We had quite the adventure around here this afternoon. Occasionally we'll see a small plane flying in low figure-8's right at the edge of the undeveloped property next to and across the street from us. There has always been an element of wonder as we watch the aerial acrobatics that seem reminiscent of crop-dusting days, yet we never have had an answer as to why the planes would be crop-dusting undeveloped land.
This particular afternoon began like many others, with a little yellow plane circling and diving for at least half an hour after I got home with the kids. It was pretty cool to see it storming the tree line over yonder above the neighbor's property. I was thinking I should have gotten out my camera to show how close to the ground that plane seemed to be.
About 30 minutes later, the performance moved a little closer as the crop duster (as we have come to call it) suddenly buzzed right over the house. What the heck?!
We piled back outside to see what was happening. Sure enough, he came back as if on a repeating loop, and he passed not very far over the house at all. I ran inside for the camera, and came back out in time to catch at least two more passes directly over the house.
By this time, Dawn had called the sheriff. As cool as the idea of barn storming sounds, it somehow loses its glamour when you are the one on the ground, and your children are right there in the yard with you. Not to mention your house. Well the sheriff called back and confirmed that this was indeed a crop dusting plane, being used by A&M students to practice crop dusting maneuvers, over the property next to us.
About half an hour later, the barn stormer returned. Mom called the sheriff again, bless her soul. I think the pilot believed we were simply enjoying the show, and never considered we were calling the police and recording him for evidence. He actually did a loop-de-loop right over the pool after he had buzzed the house four more times.
This was a really cool experience in some ways. I got good pictures, and nobody got hurt. It provided almost an hour of entertainment, and the kids loved it.
And yet, it was also so very NOT cool.
I find myself hating the spoil-sport-ism I feel, cringing at the fact of how uptight we must all seem to someone on the other end of this experience, getting chewed out by an instructor for a little flashy performance.
But common sense says that flying at such a low altitude leaves very little room for error. These may be ace pilots, but an unexpected sputter, a slight misjudment, and suddenly there could be an ace pilot planting a crop duster in the roof of our house, or worse, in the swing set with my babies inside. And if something did happen, I am pretty sure there would have to be significant inconvenience on our part even if someone else paid for all the damages. No, it's just not as cool when you consider the reason for the thrill is because of the implied danger, and moms are in the business of keeping their cubs away from danger.
So Mr. Hot Shot Crop Duster, thanks for the memories. It really was a thrill. But I have the photos for my album now, so please keep your future airspace antics over terrain that is only inhabited by longhorns and deer. I will be watching, and I will be just as impressed, I promise.
Sincerely,
Mother Bear
About 30 minutes later, the performance moved a little closer as the crop duster (as we have come to call it) suddenly buzzed right over the house. What the heck?!
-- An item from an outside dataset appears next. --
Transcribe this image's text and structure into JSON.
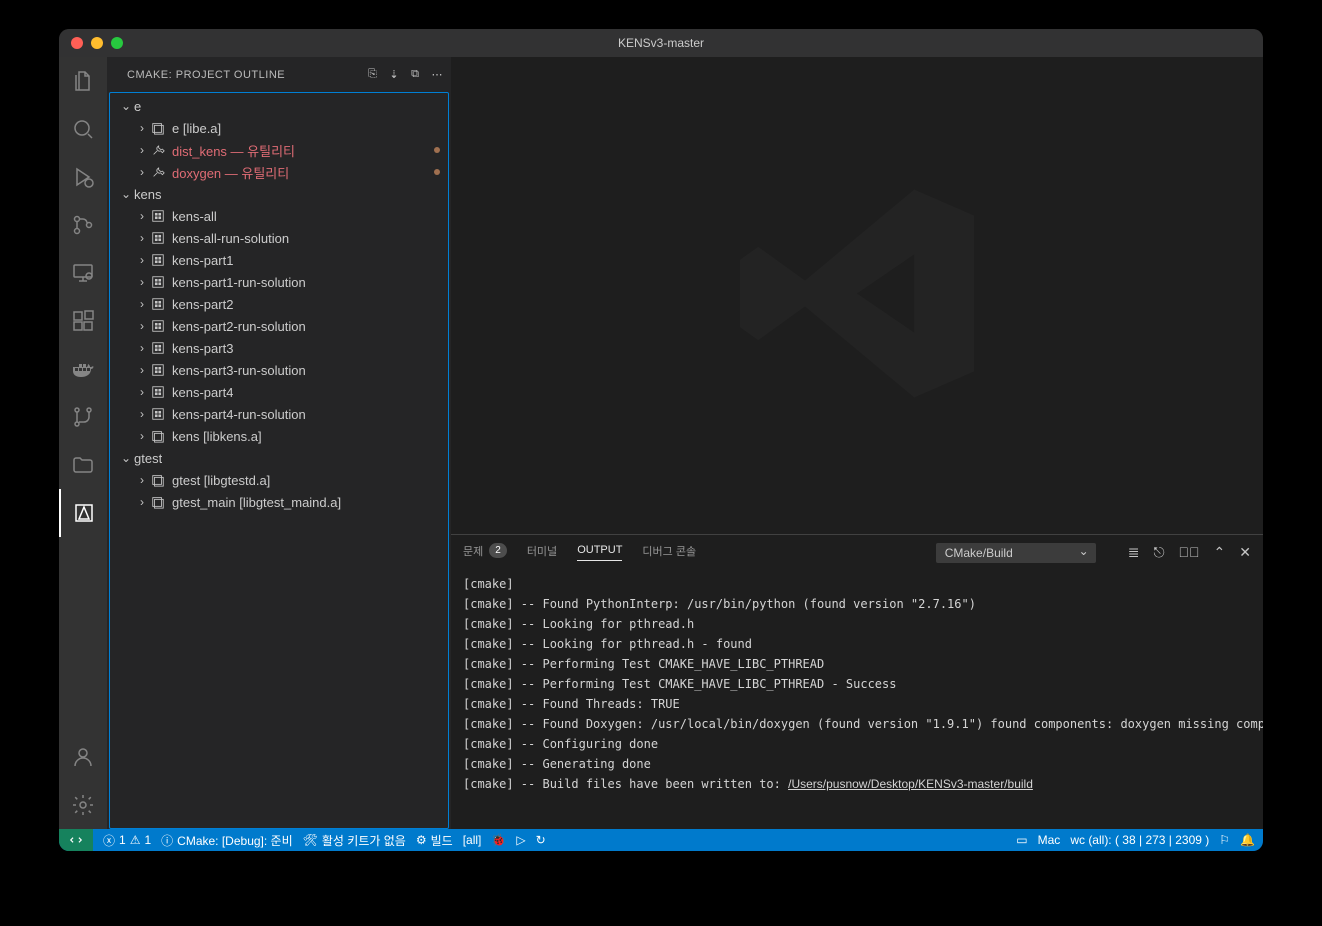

We piled back outside to see what was happening. Sure enough, he came back as if on a repeating loop, and he passed not very far over the house at all. I ran inside for the camera, and came back out in time to catch at least two more passes directly over the house.
By this time, Dawn had called the sheriff. As cool as the idea of barn storming sounds, it somehow loses its glamour when you are the one on the ground, and your children are right there in the yard with you. Not to mention your house. Well the sheriff called back and confirmed that this was indeed a crop dusting plane, being used by A&M students to practice crop dusting maneuvers, over the property next to us.
About half an hour later, the barn stormer returned. Mom called the sheriff again, bless her soul. I think the pilot believed we were simply enjoying the show, and never considered we were calling the police and recording him for evidence. He actually did a loop-de-loop right over the pool after he had buzzed the house four more times.
This was a really cool experience in some ways. I got good pictures, and nobody got hurt. It provided almost an hour of entertainment, and the kids loved it.
And yet, it was also so very NOT cool.
I find myself hating the spoil-sport-ism I feel, cringing at the fact of how uptight we must all seem to someone on the other end of this experience, getting chewed out by an instructor for a little flashy performance.
But common sense says that flying at such a low altitude leaves very little room for error. These may be ace pilots, but an unexpected sputter, a slight misjudment, and suddenly there could be an ace pilot planting a crop duster in the roof of our house, or worse, in the swing set with my babies inside. And if something did happen, I am pretty sure there would have to be significant inconvenience on our part even if someone else paid for all the damages. No, it's just not as cool when you consider the reason for the thrill is because of the implied danger, and moms are in the business of keeping their cubs away from danger.
So Mr. Hot Shot Crop Duster, thanks for the memories. It really was a thrill. But I have the photos for my album now, so please keep your future airspace antics over terrain that is only inhabited by longhorns and deer. I will be watching, and I will be just as impressed, I promise.